MedicalResearch.com Interview with:
Abhishek Sharma MD and

Division of Cardiovascular Medicine State University
New York Downstate Medical Center
Dr.Sahil Agarwal M.B.B.S., M.D.
Division of Cardiology
St. Luke’s University Health Network
Bethlehem, Pennsylvania

MedicalResearch.com: What is the background for this study? 

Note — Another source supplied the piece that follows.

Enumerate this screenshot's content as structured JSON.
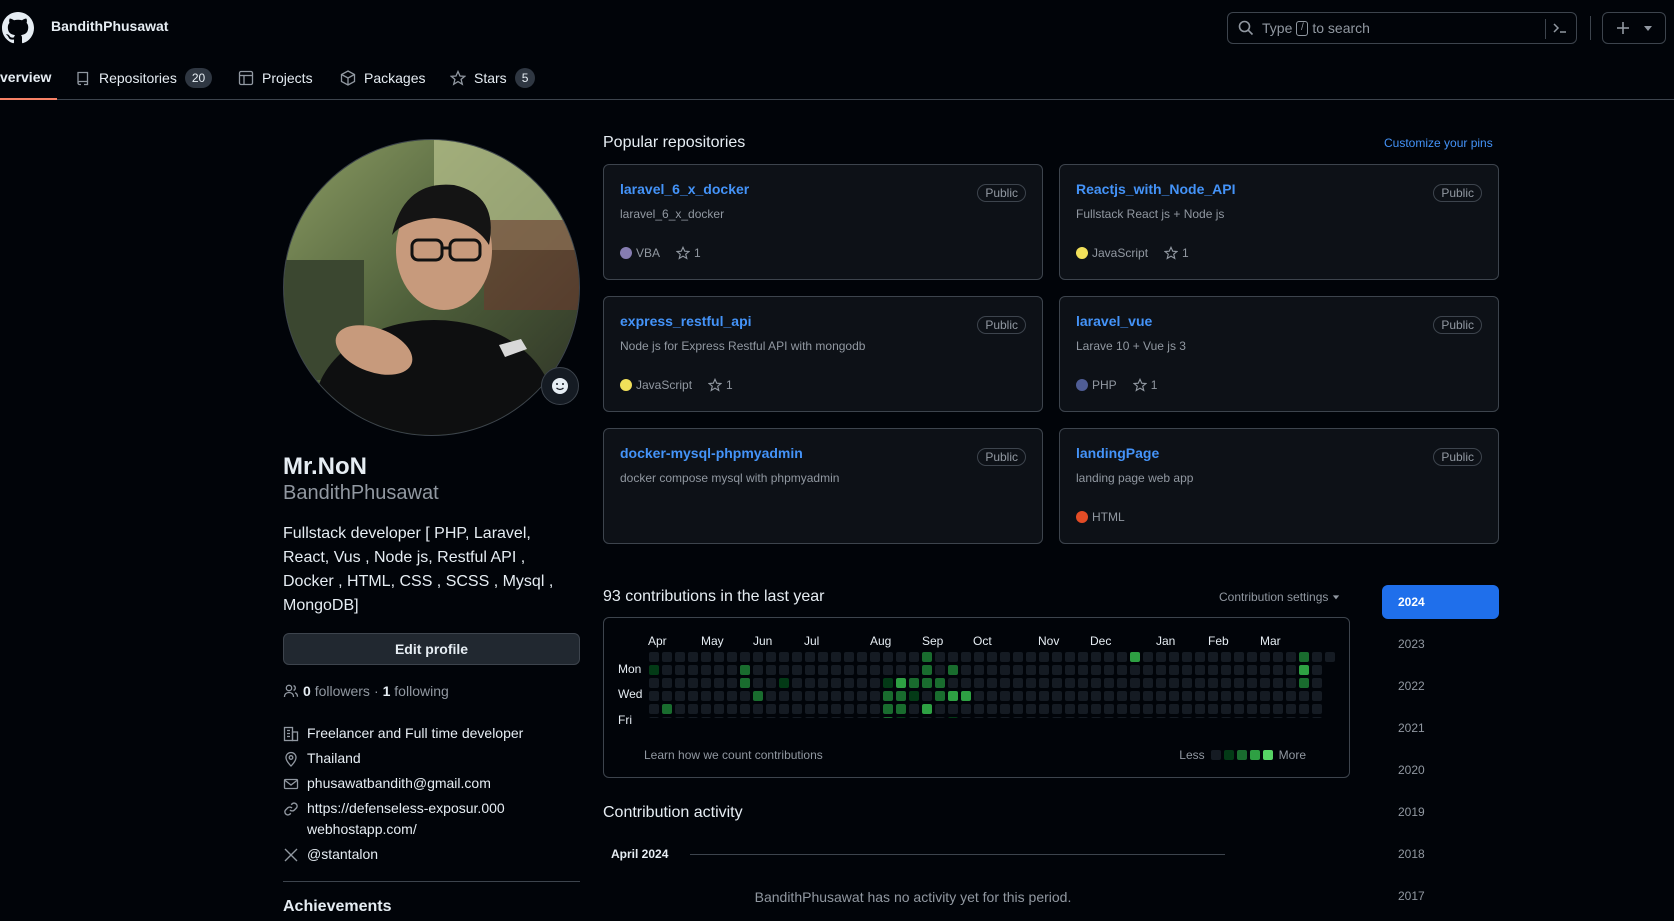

Response: Prior randomized control trials (RCTs) and meta-analysis of these trials which have attempted to compare differences in outcomes between strategies of short (S) (3-6 months) and longer (L) (12-30 months) durations of dual anti-platelet therapy (DAPT) after drug eluting stents (DES) implantation have reported conflicting results. In general, the events rates in these studies were small, affecting statistical power. To overcome this limitation, we conducted an updated meta-analysis to compare the efficacy and safety of strategies of S-DAPT versus L-DAPT strategy after DES implantation by restricting inclusion to randomized studies with follow-up durations of 24 months or longer.

The current meta-analysis is the first to compare outcomes between S-DAPT and L-DAPT in a meta-analysis restricted to trials with patient follow-up of 24 months or longer. We found no significant difference in the rates of mortality or of stent thrombosis with S-DAPT or L-DAPT. S-DAPT was associated with significantly lower risk of major bleeding but slightly higher risk of future myocardial infarctions.